I think solid businesses with reliable cash flows and big dividends are still the best place to be in this market, despite the tax increases. And today I have a new recommendation for you: Inland Real Estate (IRC).
Based in Oak Brook, Illinois, Inland develops, owns, and operates and manages 150 commercial properties, with nearly 15 million square feet of real estate worth approximately $2 billion. Inland has retail shopping center interests in Florida, Illinois, Indiana, Michigan, Minnesota, Missouri, Nebraska, Ohio, Tennessee, and Wisconsin.

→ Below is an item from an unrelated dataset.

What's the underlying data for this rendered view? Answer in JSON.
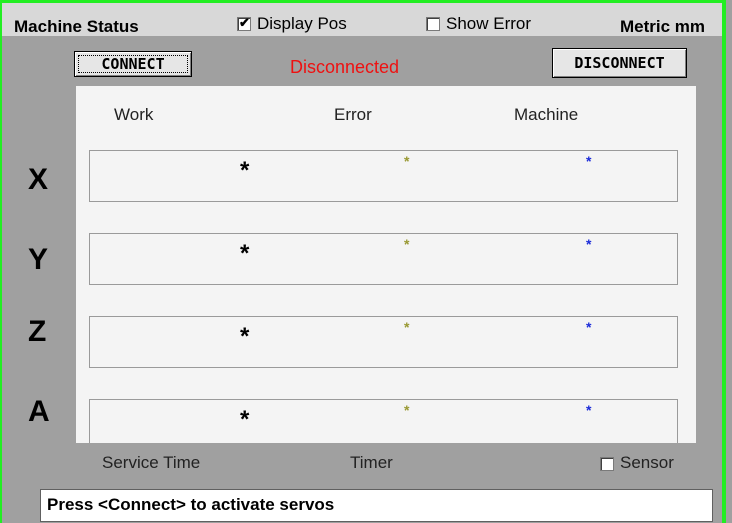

Its shopping centers are anchored by major grocers, drugstores, and discount retailers. Typical renters are big companies like TJ Maxx, Ross Stores, SuperValu, Dick's Sporting Goods, and Bed Bath & Beyond. Leased occupancy at the end of the third quarter was 93.1%.
At first blush, the financials don't look that great. Last quarter, earnings declined 36% on a 2% drop in revenue. But operating margins are 24%. And net income is likely to rise more than 10% in the year ahead. I estimate Inland will earn 87 cents a share this year, and almost $1 a share in 2013.
This real estate investment trust has a young and aggressive management team. President and CEO Mark Zalatoris is 54. Chief Financial Officer Brett Brown is 47. And Chief Investment Officer Scott Carr is 46.
The insiders have been actively buying the stock over the last several weeks. And not just Zalatoris: directors Thomas McWilliams, Joel Simmon, Heidi Lawton, Joel Herter, Daniel Goodwin, Thomas McAuley, as well as officers Scott Carr and Brett Brown, have all been piling into the stock. It's a classic buying cluster, a very positive signal.
As a REIT, this trust is required by law to pay out at least 90% of its net cash flow to shareholders each year. As a result, you can look forward to a 7.2% dividend yield in addition to any capital appreciation.